Thursday, July 18, 2024

The Meadow by James Galvin, r. Jul. 2024

 p. 97 Ray was home at last, by God, and he reckoned he couldn't die now since he was already in heaven. Every time he thought of his good fortune, he just had to drink to it.

p. 173 He tries to concentrate on the early days, before the run of hard winters and disease. In those days he used to wake each morning feeling completely indestructible. The good green memories, those warm winter sunshine memories make him smile in the sunlight with his eyes closed...

p. 215 Lyle learned to pay attention, to think things through and not get ahead of himself, not to lapse into inattention ever. After a while he couldn't not pay attention, shaking a stranger's hand, tasting Mrs. So and So's pickles, setting fenceposts. It endowed all his actions with precision. It gave him total recall. It obliterated time.


Friday, July 12, 2024

When Breath Becomes Air by Paul Kalanithi, r. Jul. 2024

Location 1145 Even if you are perfect, the world isn’t. The secret is to know that the deck is stacked, that you will lose, that your hands or judgment will slip, and yet still struggle to win for your patients.

Location 1273 The fact of death is unsettling. Yet there is no other way to live.

Location 1867 Time for me is now double-edged: every day brings me further from the low of my last relapse but closer to the next recurrence—and, eventually, death. Perhaps later than I think, but certainly sooner than I desire. There are, I imagine, two responses to that realization. The most obvious might be an impulse to frantic activity: to “live life to its fullest,” to travel, to dine, to achieve a host of neglected ambitions. Part of the cruelty of cancer, though, is not only that it limits your time; it also limits your energy, vastly reducing the amount you can squeeze into a day. It is a tired hare who now races. And even if I had the energy, I prefer a more tortoiselike approach. I plod, I ponder. Some days, I simply persist.

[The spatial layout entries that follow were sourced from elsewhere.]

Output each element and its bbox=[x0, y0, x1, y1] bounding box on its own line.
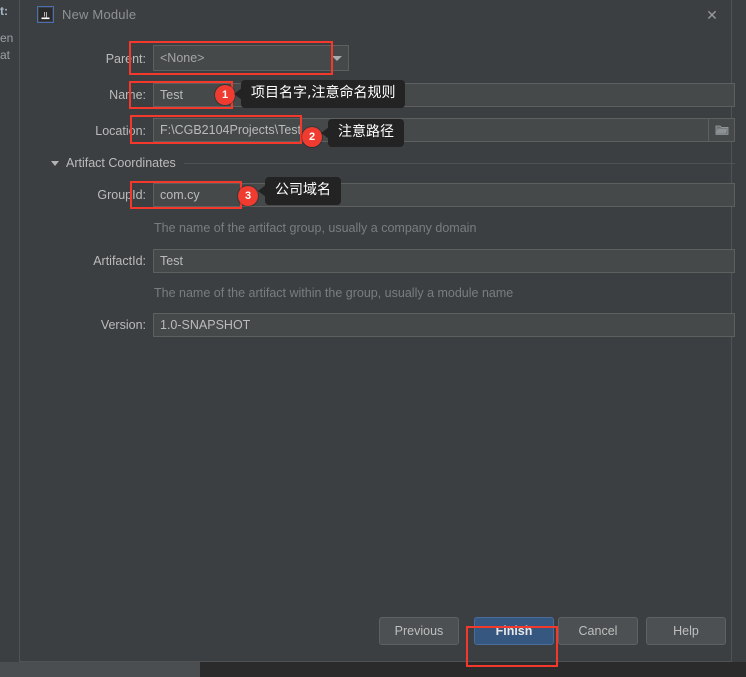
annotation-badge-3: 3 bbox=[238, 186, 258, 206]
folder-icon[interactable] bbox=[708, 118, 735, 142]
version-label: Version: bbox=[100, 318, 146, 332]
name-label: Name: bbox=[109, 88, 146, 102]
annotation-callout-2: 注意路径 bbox=[321, 119, 404, 147]
background-text-fragment-1: t: bbox=[0, 4, 8, 18]
finish-button[interactable]: Finish bbox=[474, 617, 554, 645]
artifact-coordinates-label: Artifact Coordinates bbox=[66, 156, 176, 170]
annotation-callout-1: 项目名字,注意命名规则 bbox=[233, 80, 406, 108]
parent-label: Parent: bbox=[105, 52, 146, 66]
annotation-badge-1: 1 bbox=[215, 85, 235, 105]
dialog-titlebar: IJ New Module ✕ bbox=[20, 0, 731, 30]
background-text-fragment-3: at bbox=[0, 48, 11, 62]
dialog-title: New Module bbox=[62, 7, 137, 22]
artifact-coordinates-section-header[interactable]: Artifact Coordinates bbox=[51, 155, 735, 171]
background-text-fragment-2: en bbox=[0, 31, 14, 45]
intellij-idea-icon: IJ bbox=[37, 6, 54, 23]
groupid-label: GroupId: bbox=[97, 188, 146, 202]
dialog-button-bar: Previous Finish Cancel Help bbox=[20, 605, 733, 661]
groupid-hint: The name of the artifact group, usually … bbox=[154, 221, 477, 235]
svg-text:IJ: IJ bbox=[44, 12, 48, 19]
version-input[interactable] bbox=[153, 313, 735, 337]
chevron-down-icon bbox=[326, 55, 348, 61]
artifactid-label: ArtifactId: bbox=[93, 254, 146, 268]
chevron-down-icon bbox=[51, 160, 59, 166]
location-input[interactable] bbox=[153, 118, 710, 142]
parent-dropdown-value: <None> bbox=[160, 51, 205, 65]
cancel-button[interactable]: Cancel bbox=[558, 617, 638, 645]
help-button[interactable]: Help bbox=[646, 617, 726, 645]
close-icon[interactable]: ✕ bbox=[701, 5, 723, 25]
annotation-callout-3: 公司域名 bbox=[258, 177, 341, 205]
background-bottom-dark bbox=[200, 662, 746, 677]
artifactid-hint: The name of the artifact within the grou… bbox=[154, 286, 514, 300]
artifactid-input[interactable] bbox=[153, 249, 735, 273]
background-bottom-light bbox=[0, 662, 200, 677]
previous-button[interactable]: Previous bbox=[379, 617, 459, 645]
background-left-strip: t: en at bbox=[0, 0, 20, 677]
section-divider bbox=[183, 162, 735, 164]
annotation-badge-2: 2 bbox=[302, 127, 322, 147]
location-label: Location: bbox=[95, 124, 146, 138]
parent-dropdown[interactable]: <None> bbox=[153, 45, 349, 71]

Location 1886 Everyone succumbs to finitude. I suspect I am not the only one who reaches this pluperfect state. Most ambitions are either achieved or abandoned; either way, they belong to the past. The future, instead of the ladder toward the goals of life, flattens out into a perpetual present. Money, status, all the vanities the preacher of Ecclesiastes described hold so little interest: a chasing after wind, indeed.

Location 2064 Although these last few years have been wrenching and difficult—sometimes almost impossible—they have also been the most beautiful and profound of my life, requiring the daily act of holding life and death, joy and pain in balance and exploring new depths of gratitude and love.